Kendinden geçen Christophe, vücudu kaskatı kesilmiş bir halde, iliklerine kadar titredi... Perde yırtıldı. Göz kamaştırıcı bir manzara ile karşılaştı. Gecenin zifiri karanlığında, çakan şimşeğin aydınlığında gördü, Tanrı kendisi oldu.

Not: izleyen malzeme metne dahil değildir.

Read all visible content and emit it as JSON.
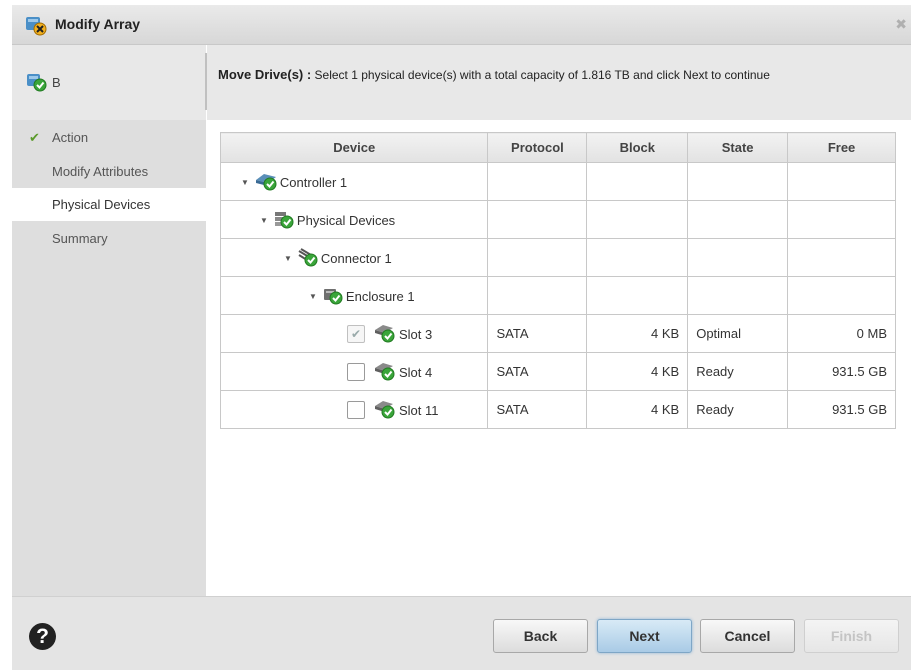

Tanrı onun kendi varlığında idi: Odanın tavanını, evin duvarlarını yıkıyor, insanlığın sınırlarını aşıyor, çatır çatır kırıyor, göğü kâinatı, boşluğu dolduruyordu. Bu perişanlığın verdiği dehşet ve sarhoşluğun içinde. Christophe de, tabiatın kanunlarını birer saman çöpü gibi savurup birbirine katan kasırgaya kapılarak göçüp gidiyordu. Nefes alamıyor, boğazı tıkanıyor, Tanrı’nın varlığında böylece yuvarlanıp gitmekten mest oluyordu...
Uçurum Tanrı! İnsanı cayır cayır yakan cehennem ateşi. Hayatın kasırgası! Yaşamak deliliği, gayesiz, şuursuz, sebepsiz, sadece yaşamak hırsı ile yaşamak!